Saturday, February 21, 2015

The Awakening by Kate Chopin: in review


This was a reread for me and I loved it just as much the second time around. The first time I read "The Awakening" I was in high school. I connected with many of the narrator's emotional movements, woman-to-woman, but had limited life experience and immaturity stunting my reading experience. This time, as a 28 year old married woman, reading about a 28 year old married woman, I only had the difference of cultural setting and time period challenging my imagination.

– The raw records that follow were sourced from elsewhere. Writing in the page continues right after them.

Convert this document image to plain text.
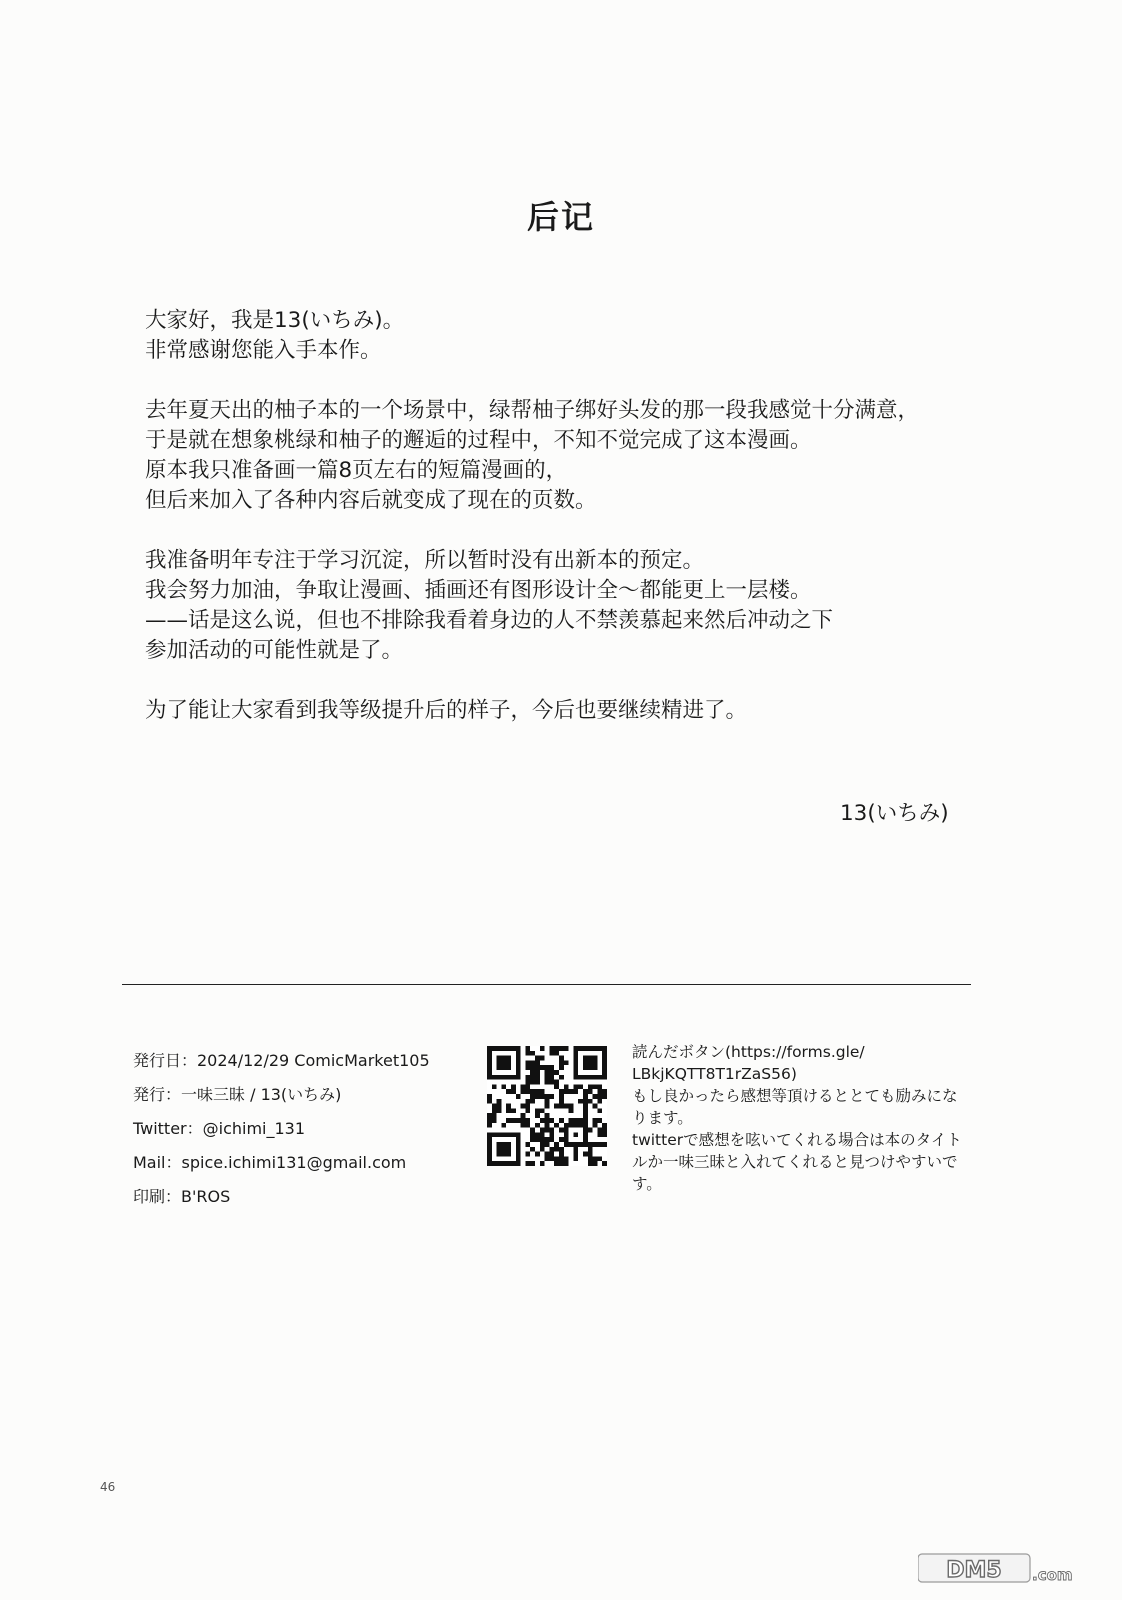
后记
大家好，我是13(いちみ)。
非常感谢您能入手本作。
去年夏天出的柚子本的一个场景中，绿帮柚子绑好头发的那一段我感觉十分满意，
于是就在想象桃绿和柚子的邂逅的过程中，不知不觉完成了这本漫画。
原本我只准备画一篇8页左右的短篇漫画的，
但后来加入了各种内容后就变成了现在的页数。
我准备明年专注于学习沉淀，所以暂时没有出新本的预定。
我会努力加油，争取让漫画、插画还有图形设计全〜都能更上一层楼。
——话是这么说，但也不排除我看着身边的人不禁羡慕起来然后冲动之下
参加活动的可能性就是了。
为了能让大家看到我等级提升后的样子，今后也要继续精进了。
13(いちみ)
発行日：2024/12/29 ComicMarket105
発行：一味三昧 / 13(いちみ)
Twitter：@ichimi_131
Mail：spice.ichimi131@gmail.com
印刷：B'ROS
読んだボタン(https://forms.gle/
LBkjKQTT8T1rZaS56)
もし良かったら感想等頂けるととても励みにな
ります。
twitterで感想を呟いてくれる場合は本のタイト
ルか一味三昧と入れてくれると見つけやすいで
す。
46
DM5 .com
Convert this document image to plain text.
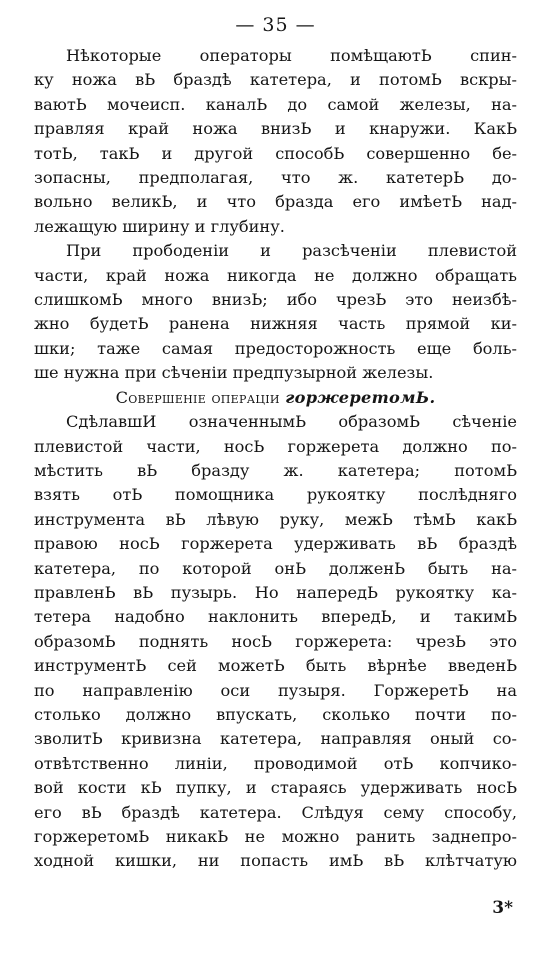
— 35 —
Нѣкоторые операторы помѣщаютЬ спин-
ку ножа вЬ браздѣ катетера, и потомЬ вскры-
ваютЬ мочеисп. каналЬ до самой железы, на-
правляя край ножа внизЬ и кнаружи. КакЬ
тотЬ, такЬ и другой способЬ совершенно бе-
зопасны, предполагая, что ж. катетерЬ до-
вольно великЬ, и что бразда его имѣетЬ над-
лежащую ширину и глубину.
При прободеніи и разсѣченіи плевистой
части, край ножа никогда не должно обращать
слишкомЬ много внизЬ; ибо чрезЬ это неизбѣ-
жно будетЬ ранена нижняя часть прямой ки-
шки; таже самая предосторожность еще боль-
ше нужна при сѣченіи предпузырной железы.
Совершеніе операціи горжеретомЬ.
СдѣлавшИ означеннымЬ образомЬ сѣченіе
плевистой части, носЬ горжерета должно по-
мѣстить вЬ бразду ж. катетера; потомЬ
взять отЬ помощника рукоятку послѣдняго
инструмента вЬ лѣвую руку, межЬ тѣмЬ какЬ
правою носЬ горжерета удерживать вЬ браздѣ
катетера, по которой онЬ долженЬ быть на-
правленЬ вЬ пузырь. Но напередЬ рукоятку ка-
тетера надобно наклонить впередЬ, и такимЬ
образомЬ поднять носЬ горжерета: чрезЬ это
инструментЬ сей можетЬ быть вѣрнѣе введенЬ
по направленію оси пузыря. ГоржеретЬ на
столько должно впускать, сколько почти по-
зволитЬ кривизна катетера, направляя оный со-
отвѣтственно линіи, проводимой отЬ копчико-
вой кости кЬ пупку, и стараясь удерживать носЬ
его вЬ браздѣ катетера. Слѣдуя сему способу,
горжеретомЬ никакЬ не можно ранить заднепро-
ходной кишки, ни попасть имЬ вЬ клѣтчатую
3*
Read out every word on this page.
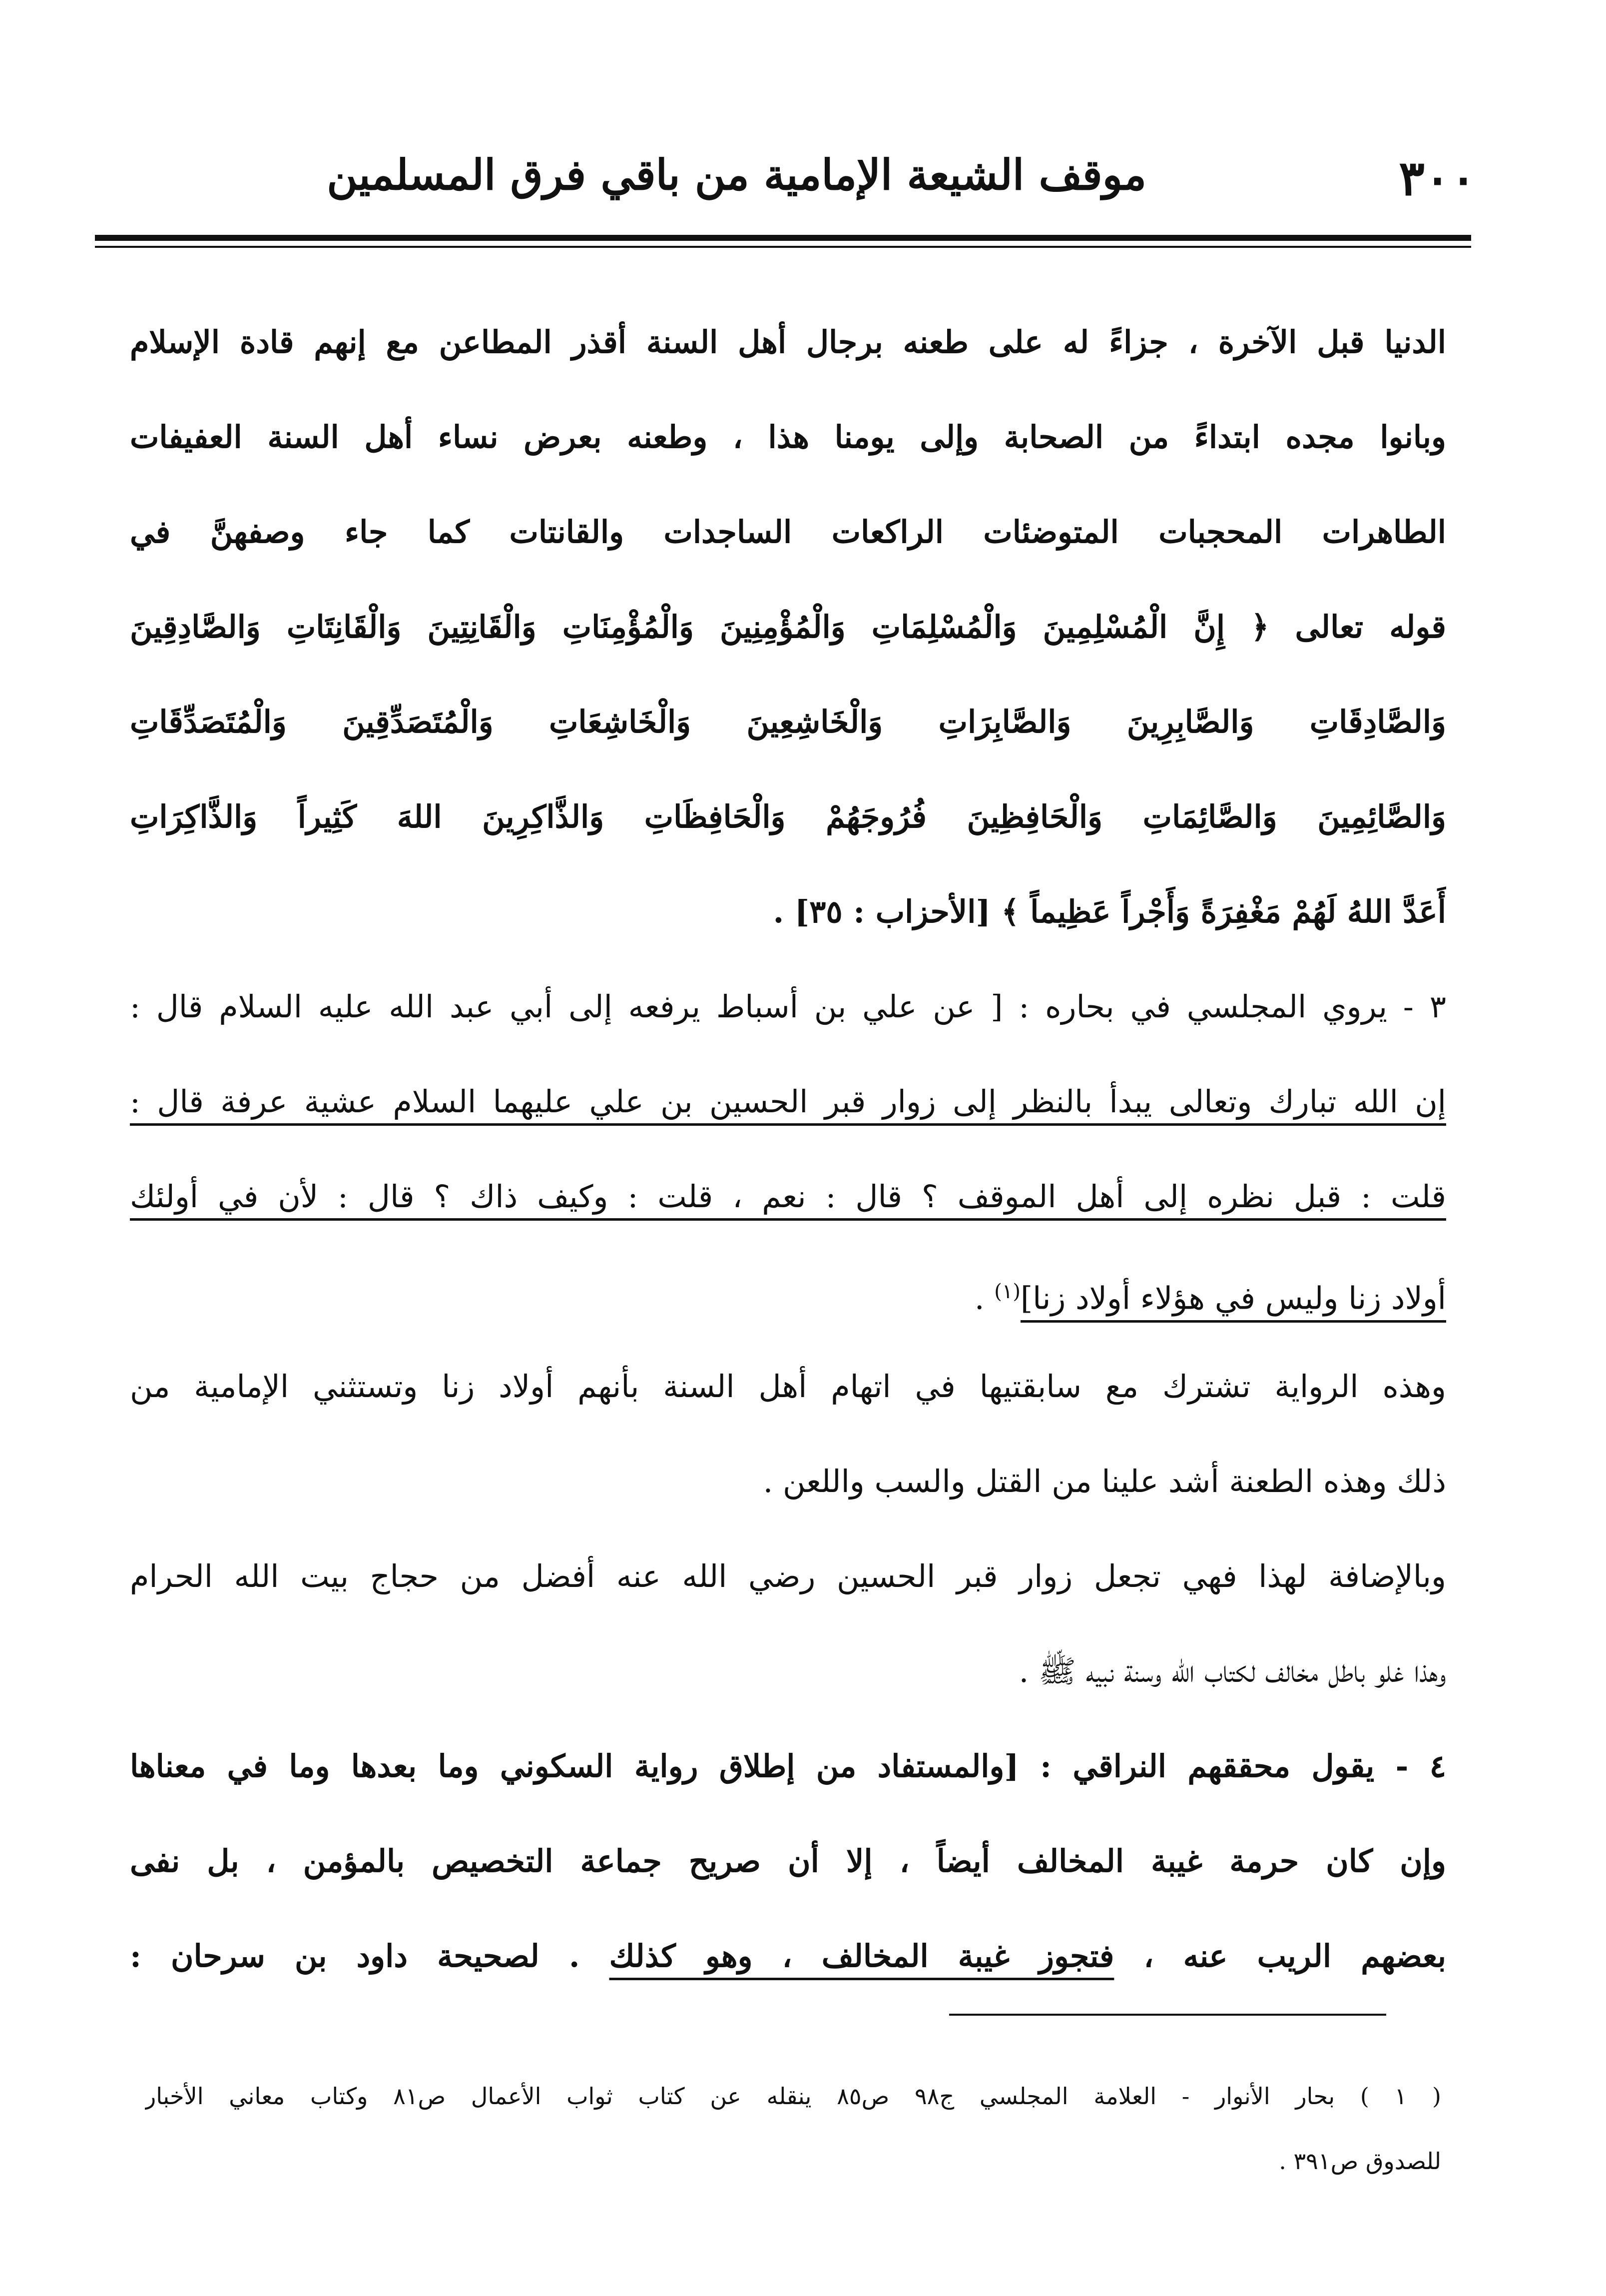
٣٠٠
موقف الشيعة الإمامية من باقي فرق المسلمين
الدنيا قبل الآخرة ، جزاءً له على طعنه برجال أهل السنة أقذر المطاعن مع إنهم قادة الإسلام
وبانوا مجده ابتداءً من الصحابة وإلى يومنا هذا ، وطعنه بعرض نساء أهل السنة العفيفات
الطاهرات المحجبات المتوضئات الراكعات الساجدات والقانتات كما جاء وصفهنَّ في
قوله تعالى ﴿ إِنَّ الْمُسْلِمِينَ وَالْمُسْلِمَاتِ وَالْمُؤْمِنِينَ وَالْمُؤْمِنَاتِ وَالْقَانِتِينَ وَالْقَانِتَاتِ وَالصَّادِقِينَ
وَالصَّادِقَاتِ وَالصَّابِرِينَ وَالصَّابِرَاتِ وَالْخَاشِعِينَ وَالْخَاشِعَاتِ وَالْمُتَصَدِّقِينَ وَالْمُتَصَدِّقَاتِ
وَالصَّائِمِينَ وَالصَّائِمَاتِ وَالْحَافِظِينَ فُرُوجَهُمْ وَالْحَافِظَاتِ وَالذَّاكِرِينَ اللهَ كَثِيراً وَالذَّاكِرَاتِ
أَعَدَّ اللهُ لَهُمْ مَغْفِرَةً وَأَجْراً عَظِيماً ﴾ [الأحزاب : ٣٥] .
٣ - يروي المجلسي في بحاره : [ عن علي بن أسباط يرفعه إلى أبي عبد الله عليه السلام قال :
إن الله تبارك وتعالى يبدأ بالنظر إلى زوار قبر الحسين بن علي عليهما السلام عشية عرفة قال :
قلت : قبل نظره إلى أهل الموقف ؟ قال : نعم ، قلت : وكيف ذاك ؟ قال : لأن في أولئك
أولاد زنا وليس في هؤلاء أولاد زنا]$^{(١)}$ .
وهذه الرواية تشترك مع سابقتيها في اتهام أهل السنة بأنهم أولاد زنا وتستثني الإمامية من
ذلك وهذه الطعنة أشد علينا من القتل والسب واللعن .
وبالإضافة لهذا فهي تجعل زوار قبر الحسين رضي الله عنه أفضل من حجاج بيت الله الحرام
وهذا غلو باطل مخالف لكتاب الله وسنة نبيه ﷺ .
٤ - يقول محققهم النراقي : [والمستفاد من إطلاق رواية السكوني وما بعدها وما في معناها
وإن كان حرمة غيبة المخالف أيضاً ، إلا أن صريح جماعة التخصيص بالمؤمن ، بل نفى
بعضهم الريب عنه ، فتجوز غيبة المخالف ، وهو كذلك . لصحيحة داود بن سرحان :
( ١ ) بحار الأنوار - العلامة المجلسي ج٩٨ ص٨٥ ينقله عن كتاب ثواب الأعمال ص٨١ وكتاب معاني الأخبار
للصدوق ص٣٩١ .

Kate Chopin is an artist of words. She paints rich pictures by layering plot movement, meticulous description, and complex emotion into the same sentence. Her novel was controversial when it was released for its feminist ideas and "indecent" plot line for its audience in the early 1900s. Interestingly enough, the plot line is void of dramatic action (no explosions, murder, or mystery within these pages), yet its gripping content propels the reader to read and read. What happens in the novel? A privileged woman goes to her beach house in grand isle with her husband and kids, she learns to swim, she hangs out with a friend, gets a crush on the friend, picks up painting, moves back to be city home, frustrates her husband, gets an apartment, stirs up a bit of scandal, her friend has a baby, and then, finally, a dramatic- tragic- end. K. An affair. Nothing new in classic literature- just ask Emma Bovary or Anna Karenina. So, what makes this novel different? Character development, emotional growth, and honest, effective, description of what lies within many people's hearts. Chopin's writing style, the point of view, makes the reader become Edna. The reader feels the angst, the butterflies, the disappointment,  the excitement. Chopin makes the reader understand how it feels to live in a time where the  traditions of the culture could be oppressive even when they appeared pleasant. Her take home message translated into a present day slogan could read, "Live Free or Die Trying".

4.5/5-- .5 subtracted because I wish she could have figured out a way to allow our protagonist to have a more victorious ending without sacrificing the symbolism of the ending. (I will end with cryptically, as my goal is to lessen my spoilers.)